Overseas investment may become more of a choice for China's richest families as foreign private bankers are looking at offshore opportunities for their Chinese customers to avoid tougher regulations in the country, a PricewaterhouseCoopers survey said.
The report, published on Wednesday, surveyed 200 institutions from more than 50 countries, with 24 percent of the respondents coming from the Asia-Pacific region, including four to five major banks on the Chinese mainland with private banking business.
Although the report found that the Chinese mainland is the leading market for private banks targeting new clients over the next two years, 88 percent of the respondents said that they regarded offshore transactions as a first choice for potential Chinese clients.

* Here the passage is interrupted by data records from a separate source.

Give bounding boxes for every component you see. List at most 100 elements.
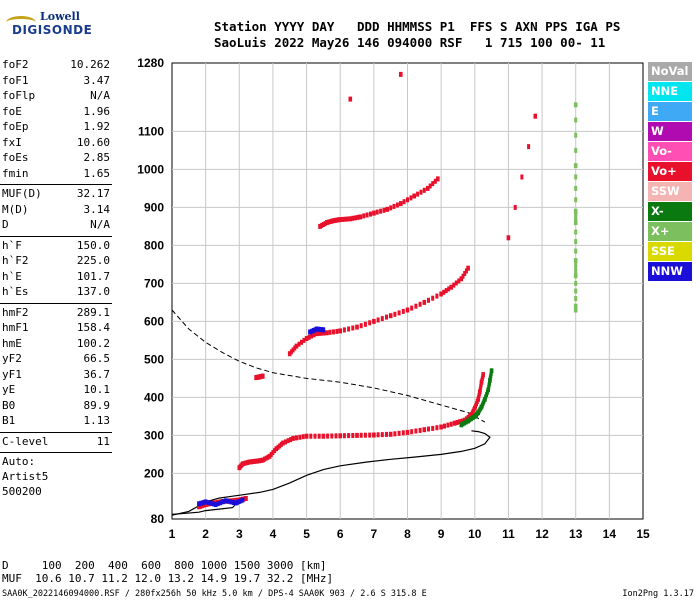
echo-point bbox=[358, 214, 363, 220]
param-value: 3.14 bbox=[83, 202, 111, 216]
echo-point bbox=[240, 497, 245, 503]
echo-point bbox=[427, 297, 430, 303]
param-value: 2.85 bbox=[83, 151, 111, 164]
echo-point bbox=[574, 185, 578, 191]
echo-point bbox=[389, 205, 393, 211]
param-row: B1 1.13 bbox=[0, 414, 112, 430]
param-value: 225.0 bbox=[76, 254, 110, 267]
echo-point bbox=[300, 339, 303, 345]
logo-line2: DIGISONDE bbox=[12, 23, 93, 37]
x-tick-label: 10 bbox=[468, 527, 482, 541]
echo-point bbox=[200, 500, 204, 506]
echo-point bbox=[302, 337, 306, 343]
echo-point bbox=[452, 420, 457, 426]
echo-point bbox=[264, 455, 268, 461]
echo-point bbox=[418, 427, 422, 433]
param-row: foFlp N/A bbox=[0, 89, 112, 105]
echo-point bbox=[203, 499, 208, 505]
param-separator bbox=[0, 302, 112, 304]
echo-point bbox=[274, 446, 279, 452]
echo-point bbox=[311, 328, 315, 333]
echo-point bbox=[574, 147, 578, 153]
profile-solid-line bbox=[171, 430, 491, 516]
echo-point bbox=[334, 433, 338, 439]
x-tick-label: 8 bbox=[404, 527, 411, 541]
param-key: foEp bbox=[2, 120, 29, 133]
echo-point bbox=[256, 458, 260, 464]
param-row: yF1 36.7 bbox=[0, 368, 112, 384]
echo-point bbox=[574, 280, 578, 286]
echo-point bbox=[314, 326, 319, 332]
echo-point bbox=[310, 333, 314, 339]
echo-point bbox=[356, 214, 360, 220]
param-value: 3.47 bbox=[83, 73, 111, 87]
y-tick-label: 400 bbox=[144, 390, 164, 404]
y-tick-label: 300 bbox=[144, 428, 164, 442]
legend-item: X+ bbox=[648, 222, 692, 241]
param-value: 1.65 bbox=[83, 166, 111, 180]
param-value: 1.96 bbox=[83, 104, 111, 118]
echo-point bbox=[342, 433, 346, 439]
echo-point bbox=[298, 434, 302, 440]
echo-point bbox=[459, 276, 464, 282]
echo-point bbox=[395, 202, 399, 208]
y-tick-label: 1280 bbox=[137, 56, 164, 70]
echo-point bbox=[369, 211, 372, 217]
param-row: yE 10.1 bbox=[0, 383, 112, 399]
echo-point bbox=[443, 423, 446, 429]
echo-point bbox=[461, 273, 465, 279]
echo-point bbox=[574, 217, 578, 223]
param-row: foEs 2.85 bbox=[0, 151, 112, 167]
echo-point bbox=[197, 504, 201, 510]
param-value: 289.1 bbox=[76, 305, 110, 319]
y-tick-label: 900 bbox=[144, 200, 164, 214]
echo-point bbox=[286, 438, 290, 444]
echo-point bbox=[399, 71, 403, 77]
echo-point bbox=[382, 207, 386, 213]
param-value: 32.17 bbox=[76, 187, 110, 200]
x-tick-label: 7 bbox=[371, 527, 378, 541]
echo-point bbox=[392, 203, 396, 209]
param-row: fmin 1.65 bbox=[0, 167, 112, 183]
echo-point bbox=[355, 324, 359, 330]
param-row: B0 89.9 bbox=[0, 399, 112, 415]
echo-point bbox=[428, 183, 432, 189]
echo-point bbox=[397, 430, 401, 436]
param-separator bbox=[0, 431, 112, 433]
x-tick-label: 6 bbox=[337, 527, 344, 541]
footer-muf-row: MUF 10.6 10.7 11.2 12.0 13.2 14.9 19.7 3… bbox=[2, 572, 334, 585]
echo-point bbox=[405, 307, 410, 313]
echo-point bbox=[574, 229, 578, 235]
echo-point bbox=[454, 280, 458, 286]
echo-point bbox=[414, 428, 418, 434]
param-key: foF2 bbox=[2, 58, 29, 71]
echo-point bbox=[365, 212, 369, 218]
echo-point bbox=[573, 258, 578, 264]
echo-point bbox=[380, 432, 384, 438]
param-row: hmF1 158.4 bbox=[0, 321, 112, 337]
echo-point bbox=[419, 189, 423, 195]
echo-point bbox=[444, 288, 448, 294]
echo-point bbox=[314, 331, 319, 337]
y-tick-label: 700 bbox=[144, 276, 164, 290]
echo-point bbox=[363, 432, 367, 438]
param-value: 36.7 bbox=[83, 367, 111, 381]
echo-point bbox=[332, 329, 335, 335]
param-key: C-level bbox=[2, 434, 49, 448]
echo-point bbox=[379, 208, 383, 214]
param-row: hmE 100.2 bbox=[0, 337, 112, 353]
echo-point bbox=[402, 199, 406, 205]
echo-point bbox=[489, 368, 494, 374]
echo-point bbox=[359, 432, 363, 438]
echo-point bbox=[468, 417, 472, 423]
echo-point bbox=[317, 330, 321, 336]
x-tick-label: 14 bbox=[603, 527, 617, 541]
echo-point bbox=[276, 444, 280, 450]
lowell-digisonde-logo: Lowell DIGISONDE bbox=[4, 10, 104, 44]
echo-point bbox=[301, 434, 305, 440]
param-row: foF2 10.262 bbox=[0, 58, 112, 74]
header-line-1: Station YYYY DAY DDD HHMMSS P1 FFS S AXN… bbox=[214, 19, 621, 34]
echo-point bbox=[464, 268, 468, 274]
echo-point bbox=[291, 347, 295, 353]
param-row: C-level 11 bbox=[0, 435, 112, 451]
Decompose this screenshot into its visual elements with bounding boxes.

"This is a result of the larger number of high-net-worth individuals (those with investable assets exceeding $1 million), and an increasing need to allocate their assets globally," said Patrick Zhou, a financial service partner at PwC China.
Meanwhile, he added, tougher capital supervision on the mainland is also fueling that trend.
In comparison, in Hong Kong, the third destination market for private banks and where there are fewer restrictions on capital flow, only 14 percent of the private banks said they would recommend offshore investments to their clients.
In this year's survey, compliance is the top risk concern for private banks, as they struggle to keep pace with the scale, speed and costs of current and planned regulatory changes. The cost of regulations is expected to continue to rise. Cross-border banking regulations and greater tax transparency will increase risks, according to 94 percent of the respondents.
"Offshore strategy must be water-tight and not expose clients and the organization to risk," said the report.
"We hope that the private banking activities on the mainland would increase in the wake of a more convenient cross-border capital flow," said Jimmy Leung, banking and capital markets leader at PwC China. "But China is not yet comparable to the United States or Europe in this area."
Leung said that some foreign banks are now retreating from China or have marked the country as an "inactive" market, because they found it's hard to develop new customers or launch new products.
Deutsche Bank recently closed its last retail business branch in China, following in the steps of Royal Bank of Scotland, which made a similar move earlier this year.
In China, private banks' clients - the majority of whom belong to the so-called "first generation" who created their own wealth - are more sophisticated and private banks need to shift their services from traditional asset investment to financial planning and wealth solutions advice, Leung said.
Despite the rebound of global wealth to around pre-2008 levels, Asia-Pacific's wealth management industry is facing significant margin pressure caused by increasingly stringent and costly regulatory requirements, uneven growth across geographic markets and subdued client activity. These dynamics are further compounded by shifting demographics and existing challenges around operations, technology and talent management.
Yet there's still potential for development: As Asia's population ages, preparing for retirement, enjoying accumulated wealth and the planning for business transitions will become increasingly important, Zhou said, adding that there is still a large gap in competency levels of advisers to engage clients in philanthropy support, tax planning and specialist collection.
"Tailored client servicing ought to be considered to capture more market share. As global and regional private banks target the China market for their new clients, China's private banks need to equip themselves to compete," said Leung.
While continuing to invest in technology infrastructure to achieve efficient processes and sophisticated technical platforms, private banks are being advised to consider sharing back-office functions and creating a center of process excellence to maintain costs and improve efficiency.